Bulu tangkis adalah dua kata magis yang dapat membawa pikiranku pergi ke ruang nostalgia, memutar waktu ke masa kecilku dulu. Ketika aku masih belajar di sekolah dasar, setiap hari minggu ayahku selalu mengajak kami sekeluarga untuk berjalan-jalan menikmati suasana pagi sambil berolahraga di daerah pasar minggu padang golf sulaiman, seberang jalan komplek perumahan kami. Namanya pasar minggu karena daerah itu berubah menjadi pasar dadakan tiap hari minggu. Berbagai menu santapan dijajakan oleh puluhan pedagang kaki lima, alat rumah tangga, sampai mainan anak-anak pun banyak diperjual-belikan di pasar ini. Saat itu, raket bulu tangkis adalah peralatan olahraga wajib yang selalu keluarga kami bawa.

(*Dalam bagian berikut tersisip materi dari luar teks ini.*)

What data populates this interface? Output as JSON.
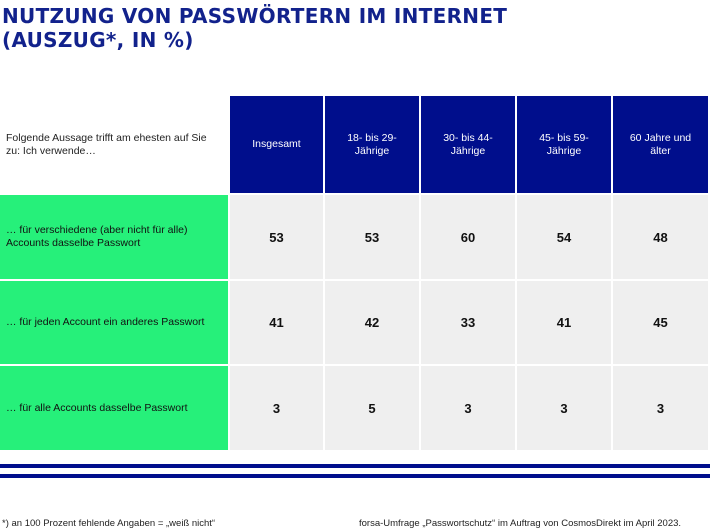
{
  "title_lines": [
    "NUTZUNG VON PASSWÖRTERN IM INTERNET",
    "(AUSZUG*, IN %)"
  ],
  "colors": {
    "title": "#12228c",
    "header": "#000e8c",
    "row_label": "#26f07a",
    "value_cell": "#efefef",
    "rule": "#000e8c"
  },
  "chart_data": {
    "type": "table",
    "title": "NUTZUNG VON PASSWÖRTERN IM INTERNET (AUSZUG*, IN %)",
    "header_label": "Folgende Aussage trifft am ehesten auf Sie zu: Ich verwende…",
    "columns": [
      "Insgesamt",
      "18- bis 29-Jährige",
      "30- bis 44-Jährige",
      "45- bis 59-Jährige",
      "60 Jahre und älter"
    ],
    "rows": [
      {
        "label": "… für verschiedene (aber nicht für alle) Accounts dasselbe Passwort",
        "values": [
          "53",
          "53",
          "60",
          "54",
          "48"
        ]
      },
      {
        "label": "… für jeden Account ein anderes Passwort",
        "values": [
          "41",
          "42",
          "33",
          "41",
          "45"
        ]
      },
      {
        "label": "… für alle Accounts dasselbe Passwort",
        "values": [
          "3",
          "5",
          "3",
          "3",
          "3"
        ]
      }
    ]
  },
  "footnote": "*) an 100 Prozent fehlende Angaben = „weiß nicht“",
  "source": "forsa-Umfrage „Passwortschutz“ im Auftrag von CosmosDirekt im April 2023."
}
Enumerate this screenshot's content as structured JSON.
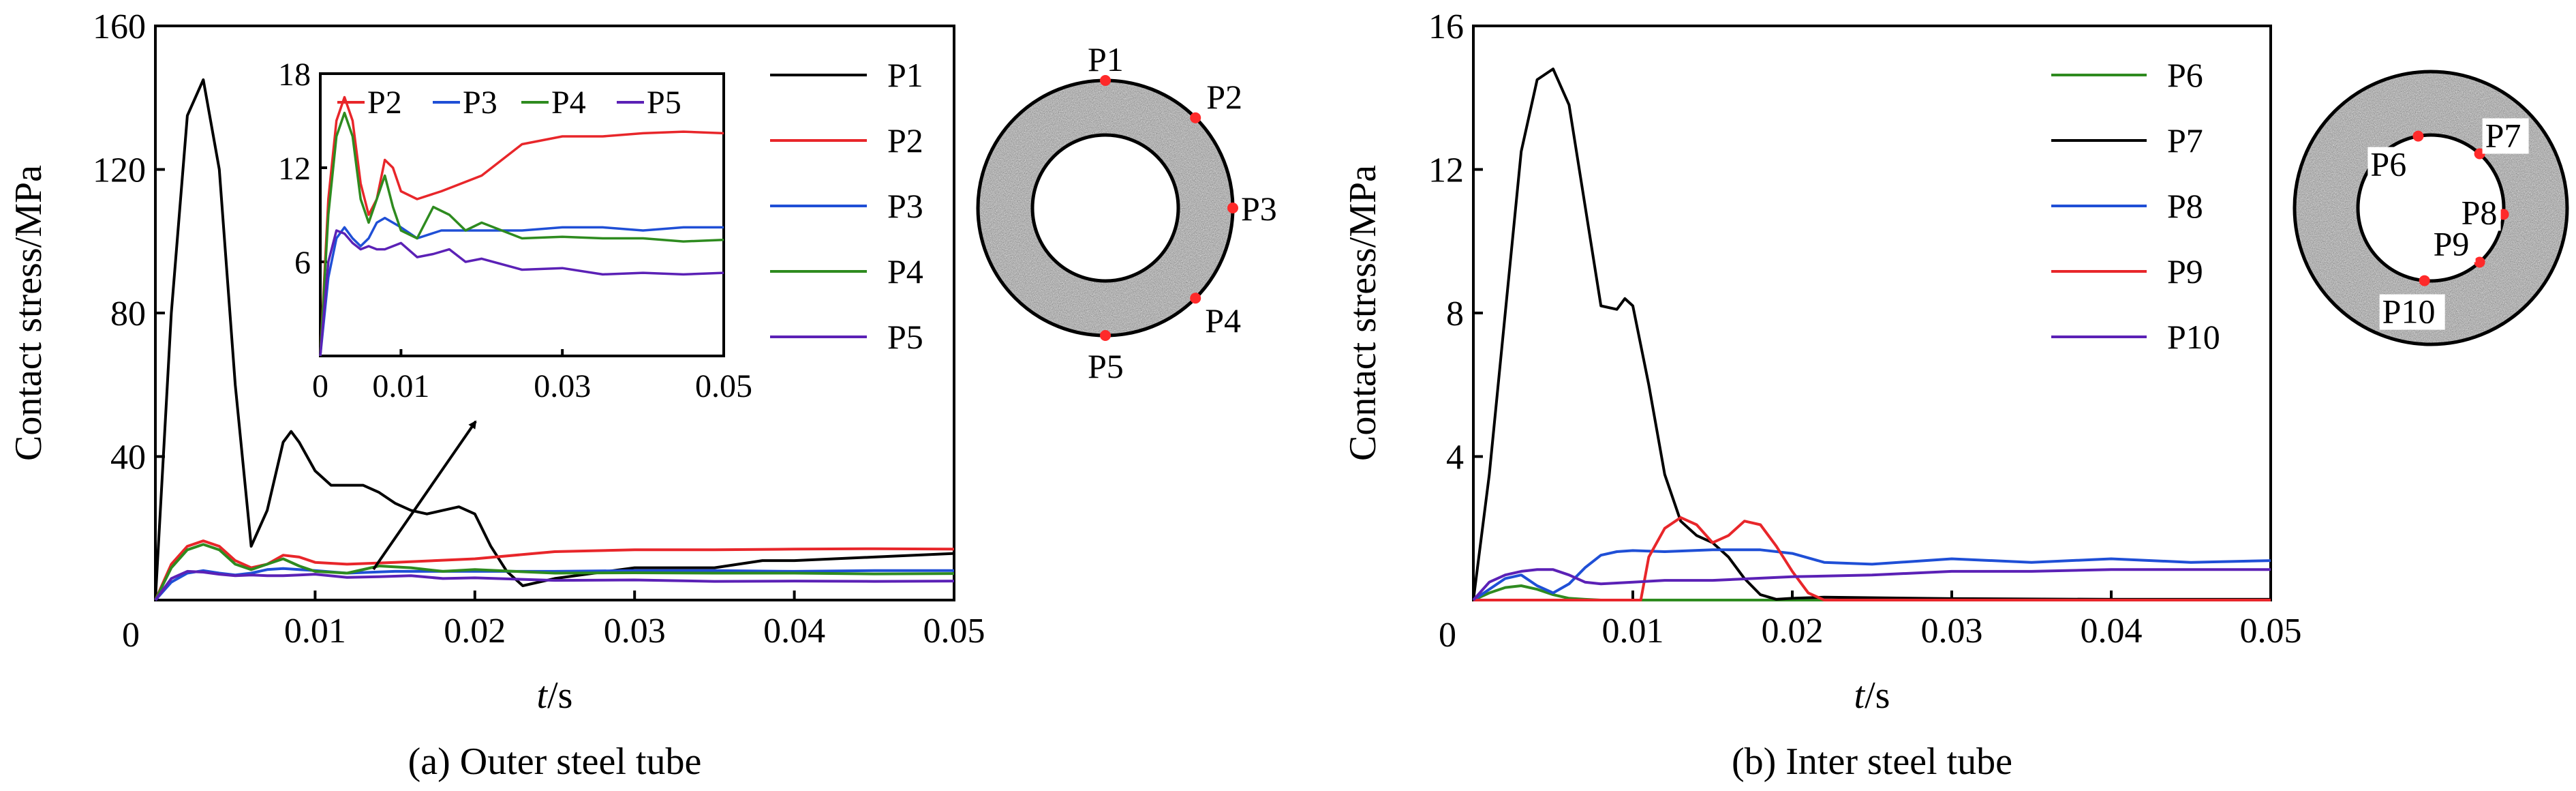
{
  "captions": {
    "a": "(a) Outer steel tube",
    "b": "(b) Inter steel tube"
  },
  "chart_data": [
    {
      "type": "line",
      "caption": "(a) Outer steel tube",
      "xlabel_italic": "t",
      "xlabel_unit": "/s",
      "ylabel": "Contact stress/MPa",
      "xlim": [
        0,
        0.05
      ],
      "ylim": [
        0,
        160
      ],
      "xticks": [
        "0",
        "0.01",
        "0.02",
        "0.03",
        "0.04",
        "0.05"
      ],
      "yticks": [
        "0",
        "40",
        "80",
        "120",
        "160"
      ],
      "grid": false,
      "legend_position": "right",
      "series": [
        {
          "name": "P1",
          "color": "#000000",
          "x": [
            0,
            0.001,
            0.002,
            0.003,
            0.004,
            0.005,
            0.006,
            0.007,
            0.008,
            0.0085,
            0.009,
            0.01,
            0.011,
            0.012,
            0.013,
            0.014,
            0.015,
            0.016,
            0.017,
            0.018,
            0.019,
            0.02,
            0.021,
            0.022,
            0.023,
            0.025,
            0.03,
            0.035,
            0.038,
            0.04,
            0.045,
            0.05
          ],
          "y": [
            0,
            80,
            135,
            145,
            120,
            60,
            15,
            25,
            44,
            47,
            44,
            36,
            32,
            32,
            32,
            30,
            27,
            25,
            24,
            25,
            26,
            24,
            15,
            8,
            4,
            6,
            9,
            9,
            11,
            11,
            12,
            13
          ]
        },
        {
          "name": "P2",
          "color": "#e8262a",
          "x": [
            0,
            0.001,
            0.002,
            0.003,
            0.004,
            0.005,
            0.006,
            0.007,
            0.008,
            0.009,
            0.01,
            0.012,
            0.015,
            0.02,
            0.025,
            0.03,
            0.035,
            0.04,
            0.045,
            0.05
          ],
          "y": [
            0,
            10,
            15,
            16.5,
            15,
            11,
            9,
            10,
            12.5,
            12,
            10.5,
            10,
            10.5,
            11.5,
            13.5,
            14,
            14,
            14.2,
            14.3,
            14.2
          ]
        },
        {
          "name": "P3",
          "color": "#1f4fd6",
          "x": [
            0,
            0.001,
            0.002,
            0.003,
            0.004,
            0.005,
            0.006,
            0.007,
            0.008,
            0.009,
            0.01,
            0.012,
            0.015,
            0.02,
            0.025,
            0.03,
            0.035,
            0.04,
            0.045,
            0.05
          ],
          "y": [
            0,
            5,
            7.5,
            8.2,
            7.5,
            7,
            7.5,
            8.5,
            8.8,
            8.5,
            8.2,
            7.5,
            8,
            8,
            8,
            8.2,
            8.2,
            8,
            8.2,
            8.2
          ]
        },
        {
          "name": "P4",
          "color": "#2e8b1f",
          "x": [
            0,
            0.001,
            0.002,
            0.003,
            0.004,
            0.005,
            0.006,
            0.007,
            0.008,
            0.009,
            0.01,
            0.012,
            0.014,
            0.016,
            0.018,
            0.02,
            0.025,
            0.03,
            0.035,
            0.04,
            0.045,
            0.05
          ],
          "y": [
            0,
            9,
            14,
            15.5,
            14,
            10,
            8.5,
            10,
            11.5,
            9.5,
            8,
            7.5,
            9.5,
            9,
            8,
            8.5,
            7.5,
            7.6,
            7.5,
            7.5,
            7.3,
            7.4
          ]
        },
        {
          "name": "P5",
          "color": "#5b21b6",
          "x": [
            0,
            0.001,
            0.002,
            0.003,
            0.004,
            0.005,
            0.006,
            0.007,
            0.008,
            0.009,
            0.01,
            0.012,
            0.014,
            0.016,
            0.018,
            0.02,
            0.025,
            0.03,
            0.035,
            0.04,
            0.045,
            0.05
          ],
          "y": [
            0,
            6,
            8,
            7.8,
            7.2,
            6.8,
            7,
            6.8,
            6.8,
            7,
            7.2,
            6.3,
            6.5,
            6.8,
            6,
            6.2,
            5.5,
            5.6,
            5.2,
            5.3,
            5.2,
            5.3
          ]
        }
      ],
      "inset": {
        "xlim": [
          0,
          0.05
        ],
        "ylim": [
          0,
          18
        ],
        "xticks": [
          "0",
          "0.01",
          "0.03",
          "0.05"
        ],
        "yticks": [
          "6",
          "12",
          "18"
        ],
        "legend": [
          "P2",
          "P3",
          "P4",
          "P5"
        ]
      },
      "cross_section_points": [
        "P1",
        "P2",
        "P3",
        "P4",
        "P5"
      ]
    },
    {
      "type": "line",
      "caption": "(b) Inter steel tube",
      "xlabel_italic": "t",
      "xlabel_unit": "/s",
      "ylabel": "Contact stress/MPa",
      "xlim": [
        0,
        0.05
      ],
      "ylim": [
        0,
        16
      ],
      "xticks": [
        "0",
        "0.01",
        "0.02",
        "0.03",
        "0.04",
        "0.05"
      ],
      "yticks": [
        "0",
        "4",
        "8",
        "12",
        "16"
      ],
      "grid": false,
      "legend_position": "right",
      "series": [
        {
          "name": "P6",
          "color": "#2e8b1f",
          "x": [
            0,
            0.001,
            0.002,
            0.003,
            0.004,
            0.005,
            0.006,
            0.007,
            0.008,
            0.01,
            0.02,
            0.03,
            0.04,
            0.05
          ],
          "y": [
            0,
            0.2,
            0.35,
            0.4,
            0.3,
            0.15,
            0.05,
            0.02,
            0,
            0,
            0,
            0,
            0,
            0
          ]
        },
        {
          "name": "P7",
          "color": "#000000",
          "x": [
            0,
            0.001,
            0.002,
            0.003,
            0.004,
            0.005,
            0.006,
            0.007,
            0.008,
            0.009,
            0.0095,
            0.01,
            0.011,
            0.012,
            0.013,
            0.014,
            0.015,
            0.016,
            0.017,
            0.018,
            0.019,
            0.02,
            0.022,
            0.03,
            0.04,
            0.05
          ],
          "y": [
            0,
            3.5,
            8,
            12.5,
            14.5,
            14.8,
            13.8,
            11,
            8.2,
            8.1,
            8.4,
            8.2,
            6,
            3.5,
            2.2,
            1.8,
            1.6,
            1.2,
            0.6,
            0.15,
            0.02,
            0.05,
            0.08,
            0.04,
            0.02,
            0.02
          ]
        },
        {
          "name": "P8",
          "color": "#1f4fd6",
          "x": [
            0,
            0.001,
            0.002,
            0.003,
            0.004,
            0.005,
            0.006,
            0.007,
            0.008,
            0.009,
            0.01,
            0.012,
            0.015,
            0.018,
            0.02,
            0.022,
            0.025,
            0.03,
            0.035,
            0.04,
            0.045,
            0.05
          ],
          "y": [
            0,
            0.3,
            0.6,
            0.7,
            0.4,
            0.2,
            0.45,
            0.9,
            1.25,
            1.35,
            1.38,
            1.35,
            1.4,
            1.4,
            1.3,
            1.05,
            1.0,
            1.15,
            1.05,
            1.15,
            1.05,
            1.1
          ]
        },
        {
          "name": "P9",
          "color": "#e8262a",
          "x": [
            0,
            0.009,
            0.0105,
            0.011,
            0.012,
            0.013,
            0.014,
            0.015,
            0.016,
            0.017,
            0.018,
            0.019,
            0.02,
            0.021,
            0.022,
            0.03,
            0.04,
            0.05
          ],
          "y": [
            0,
            0,
            0,
            1.2,
            2.0,
            2.3,
            2.1,
            1.6,
            1.8,
            2.2,
            2.1,
            1.5,
            0.8,
            0.2,
            0,
            0,
            0,
            0
          ]
        },
        {
          "name": "P10",
          "color": "#5b21b6",
          "x": [
            0,
            0.001,
            0.002,
            0.003,
            0.004,
            0.005,
            0.006,
            0.007,
            0.008,
            0.01,
            0.012,
            0.015,
            0.02,
            0.025,
            0.03,
            0.035,
            0.04,
            0.045,
            0.05
          ],
          "y": [
            0,
            0.5,
            0.7,
            0.8,
            0.85,
            0.85,
            0.7,
            0.5,
            0.45,
            0.5,
            0.55,
            0.55,
            0.65,
            0.7,
            0.8,
            0.8,
            0.85,
            0.85,
            0.85
          ]
        }
      ],
      "cross_section_points": [
        "P6",
        "P7",
        "P8",
        "P9",
        "P10"
      ]
    }
  ]
}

Ayah memang lihai bermain bulu tangkis, setiap pukulanku sepertinya selalu bisa ia balas dengan baik. Aku hanya bisa mengembalikan pukulan yang melambung tinggi. Smash cepat atau penempatan pukulan silang yang menyamping? Haha jangan ditanya dong, plis. Aku yang dulu, si bocah kecil nan gendut, sangat kewalahan jika diajak adu kelincahan menepis kok bulu tangkis yang menukik sadis. Ayah adalah orang paling pengertian yang selalu memberi passing atas yang santai dan mudah ditepis.
Aku pun akhirnya kecanduan bulu tangkis, hampir setiap hari aku ajak ayah bermain. Hingga akhirnya aku cukup lihai memberikan perlawanan berarti saat raket berada di tanganku. Kadang-kadang dengan sombongnya aku pun tantang tetangga untuk main. Haha, hasilnya memang menang-kalah udah seperti siang-malam, silih berganti.
Seringnya aku bermain bukan untuk menang atau kalah, tapi kebersamaannya yang membuat permainan itu selalu menarik nan mengasyikan. Yah, sekarang aku rindu masa-masa itu, saat aku dengan mudahnya bisa bermain bulu tangkis dengan ayah, adik, atau teman-temanku. Sekarang raket bulu tangkisku telah pensiun, tersimpan rapi di sudut ruangan dan mulai dipenuhi berdebu. Sudah lama aku tidak bermain lagi, sampai-sampai aku hampir lupa cara mengembalikan kok bulu tangkis sehingga kawan mainku mati langkah. Hhaha
Sore ini, beberapa temanku merencanakan olahraga yang hampir aku lupakan ini. GOR Cisitu Dago telah menjadi tempat yang membuka memori lamaku tentang bulu tangkis. Walau hanya satu jam permainan, tapi tadi sungguh sangat mengasyikan. Aku jadi tau, tenyata permainanku tidak banyak berubah dari kecil dulu. Jago-jago cupu, hehe. Terimakasih muhammadjhovy yulisetiawan Syafira, dan Sarah. Semoga kita bisa bermain lagi di lain kesempatan dan menghasilkan lebih banyak keringat dan tawa.
Lama ga main. Sekalinya main, cuma sebentar tapi langsung bikin tangan pegal yah. Faktor usia mungkin, haha. Gapapa deh, karena hari ini aku telah diingatkan untuk selalu mencintai masa lalu yang pernah kita jalani, karena tempaan dari peristiwa masa lalu itulah kita menjadi kita yang sekarang. Manusia yang utuh, karena masa lalu.